These are the necessary steps for changing your brake pads on your vehicle. These steps should be implemented after you have disassembled your brakes.
1. Remove your old brake pads. Make sure to note the way the brake pads are attached. They will usually snap in or clip in, and they are attached using metal clips. Remove each of the old brake pads. It may take a bit of effort to pop them out. Work carefully so you can avoid damaging the caliper or brake line as you are removing the pads.
Check your brake rotors for heat damage, cracks, or warps. Make sure to repair or replace them when it is necessary. It is recommended that you replace or resurface your rotors during the process of replacing your brake pads.
2. Put the new brake pads on. Once you reach this step, you can add anti-seize lubricant onto the contact edges and on the back of each brake pad. This lubricant will reduce squeaking. It is necessary to make sure that no lubricant reaches the insides of each brake pad. If lubricant comes into contact with that material, the brake cannot provide sufficient friction. This will make it useless. Once this is done, attach your new pads in the exact manner the old brake pads were attached.

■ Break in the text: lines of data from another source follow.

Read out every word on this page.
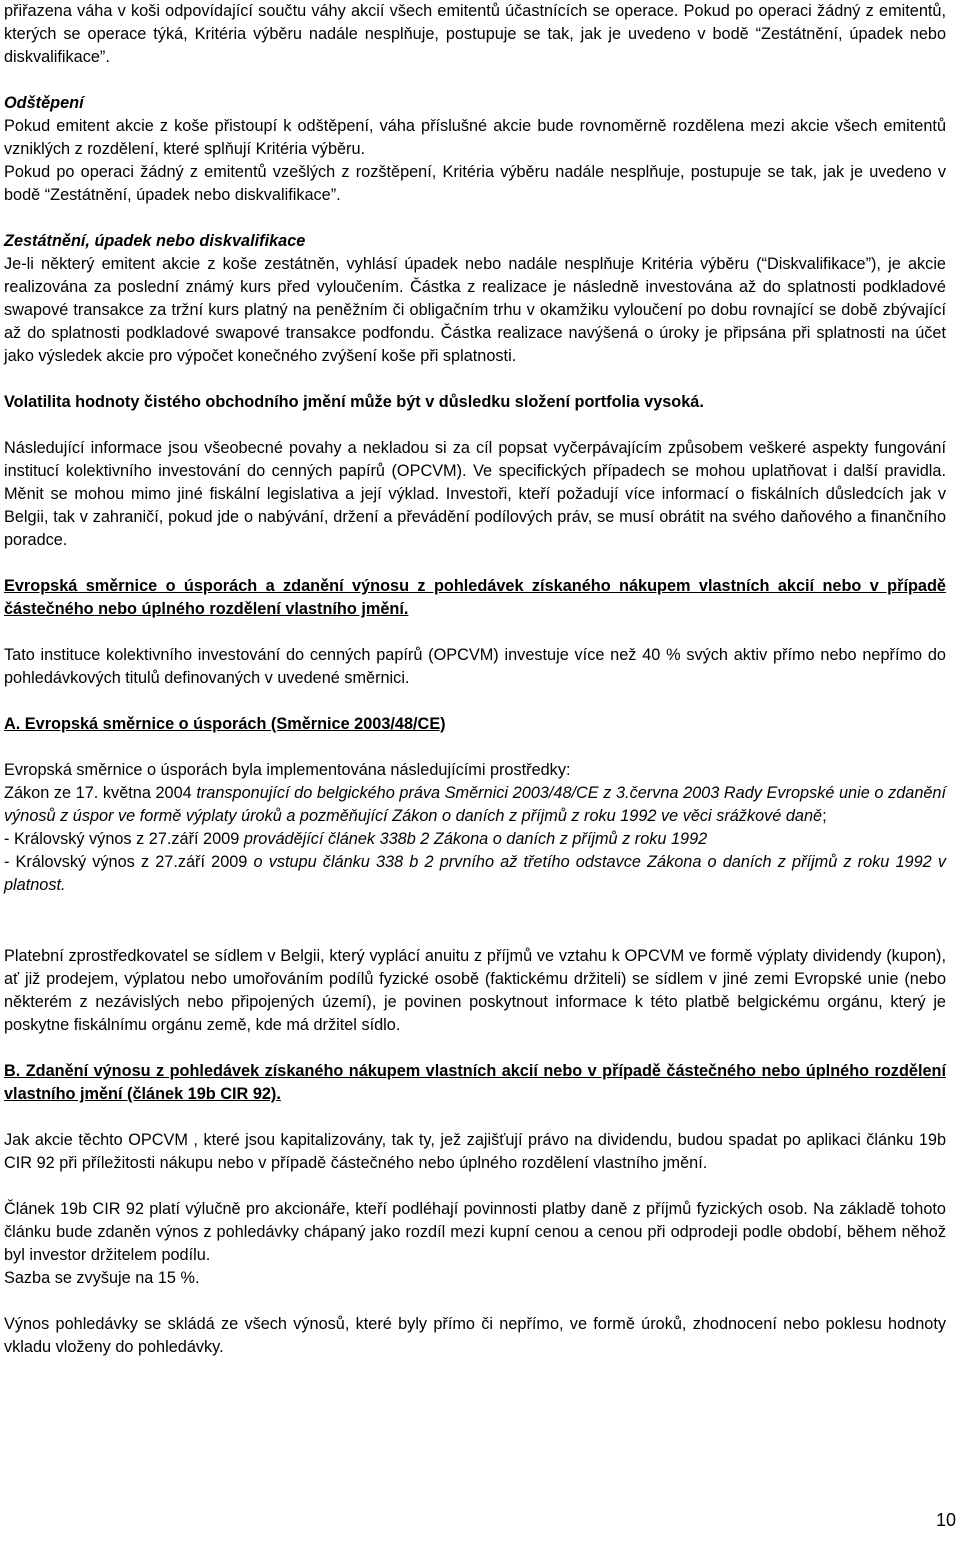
přiřazena váha v koši odpovídající součtu váhy akcií všech emitentů účastnících se operace. Pokud po operaci žádný z emitentů, kterých se operace týká, Kritéria výběru nadále nesplňuje, postupuje se tak, jak je uvedeno v bodě “Zestátnění, úpadek nebo diskvalifikace”.

Odštěpení

Pokud emitent akcie z koše přistoupí k odštěpení, váha příslušné akcie bude rovnoměrně rozdělena mezi akcie všech emitentů vzniklých z rozdělení, které splňují Kritéria výběru.

Pokud po operaci žádný z emitentů vzešlých z rozštěpení, Kritéria výběru nadále nesplňuje, postupuje se tak, jak je uvedeno v bodě “Zestátnění, úpadek nebo diskvalifikace”.

Zestátnění, úpadek nebo diskvalifikace

Je-li některý emitent akcie z koše zestátněn, vyhlásí úpadek nebo nadále nesplňuje Kritéria výběru (“Diskvalifikace”), je akcie realizována za poslední známý kurs před vyloučením. Částka z realizace je následně investována až do splatnosti podkladové swapové transakce za tržní kurs platný na peněžním či obligačním trhu v okamžiku vyloučení po dobu rovnající se době zbývající až do splatnosti podkladové swapové transakce podfondu. Částka realizace navýšená o úroky je připsána při splatnosti na účet jako výsledek akcie pro výpočet konečného zvýšení koše při splatnosti.

Volatilita hodnoty čistého obchodního jmění může být v důsledku složení portfolia vysoká.

Následující informace jsou všeobecné povahy a nekladou si za cíl popsat vyčerpávajícím způsobem veškeré aspekty fungování institucí kolektivního investování do cenných papírů (OPCVM). Ve specifických případech se mohou uplatňovat i další pravidla. Měnit se mohou mimo jiné fiskální legislativa a její výklad. Investoři, kteří požadují více informací o fiskálních důsledcích jak v Belgii, tak v zahraničí, pokud jde o nabývání, držení a převádění podílových práv, se musí obrátit na svého daňového a finančního poradce.

Evropská směrnice o úsporách a zdanění výnosu z pohledávek získaného nákupem vlastních akcií nebo v případě částečného nebo úplného rozdělení vlastního jmění.

Tato instituce kolektivního investování do cenných papírů (OPCVM) investuje více než 40 % svých aktiv přímo nebo nepřímo do pohledávkových titulů definovaných v uvedené směrnici.

A. Evropská směrnice o úsporách (Směrnice 2003/48/CE)

Evropská směrnice o úsporách byla implementována následujícími prostředky:

Zákon ze 17. května 2004 transponující do belgického práva Směrnici 2003/48/CE z 3.června 2003 Rady Evropské unie o zdanění výnosů z úspor ve formě výplaty úroků a pozměňující Zákon o daních z příjmů z roku 1992 ve věci srážkové daně;

- Královský výnos z 27.září 2009 provádějící článek 338b 2 Zákona o daních z příjmů z roku 1992

- Královský výnos z 27.září 2009 o vstupu článku 338 b 2 prvního až třetího odstavce Zákona o daních z příjmů z roku 1992 v platnost.

Platební zprostředkovatel se sídlem v Belgii, který vyplácí anuitu z příjmů ve vztahu k OPCVM ve formě výplaty dividendy (kupon), ať již prodejem, výplatou nebo umořováním podílů fyzické osobě (faktickému držiteli) se sídlem v jiné zemi Evropské unie (nebo některém z nezávislých nebo připojených území), je povinen poskytnout informace k této platbě belgickému orgánu, který je poskytne fiskálnímu orgánu země, kde má držitel sídlo.

B. Zdanění výnosu z pohledávek získaného nákupem vlastních akcií nebo v případě částečného nebo úplného rozdělení vlastního jmění (článek 19b CIR 92).

Jak akcie těchto OPCVM , které jsou kapitalizovány, tak ty, jež zajišťují právo na dividendu, budou spadat po aplikaci článku 19b CIR 92 při příležitosti nákupu nebo v případě částečného nebo úplného rozdělení vlastního jmění.

Článek 19b CIR 92 platí výlučně pro akcionáře, kteří podléhají povinnosti platby daně z příjmů fyzických osob. Na základě tohoto článku bude zdaněn výnos z pohledávky chápaný jako rozdíl mezi kupní cenou a cenou při odprodeji podle období, během něhož byl investor držitelem podílu.

Sazba se zvyšuje na 15 %.

Výnos pohledávky se skládá ze všech výnosů, které byly přímo či nepřímo, ve formě úroků, zhodnocení nebo poklesu hodnoty vkladu vloženy do pohledávky.

10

3. Check your brake fluid. If your vehicle has a low level of brake fluid, this is the ideal time to add some. Just make sure you put the brake fluid reservoir cap back on when you are done.
4. Replace the caliper. Begin by slowly sliding the caliber back over the brake rotor. Do this with ease and caution to avoid causing any damage. Replace or tighten bolts that keep the caliper in it;s place.
5. Slide the wheel back on. You can put it into place, then hand tighten each individual lug nut prior to lowering your car.
6. Continue tightening the lug nuts. Once you put your car back onto the ground, use a “star” pattern to further tighten the lug nuts. Begin by tightening one lug not, then move to the one across from it. Repeat this process until each of them is completely tightened to meet torque specifications.
Review your owner’s manual to locate your vehicle’s unique torque specifications. This ensures that each lug nut is tightened properly, which will prevent over-tightening or stop the wheel from coming off.
8. Test out the new brake pads. Drive 5 MPH or less on a noiseless residential street, and then brake as you normally would. If your vehicle comes to a stop normally, continue the test while going about 10 MPH. Continue repeating this test multiple times, but gradually increase your speed to 35-40 MPH (56 KM/H or 64 KM/H). Also perform this test in the reverse position. Performing these tests will ensure that you eliminate any issues with the installation of your brake pads. This helps you confidently drive down main streets and effectively “seats” the brake pads into their proper position.
Keep your ears open to detect any possible problems. Your new brake pads might squeak to some extent. However, if you hear a grinding sound that sounds like metal scraping against metal, you may have your brake pads on incorrectly. If your brake pads are improperly facing out, you should correct them immediately.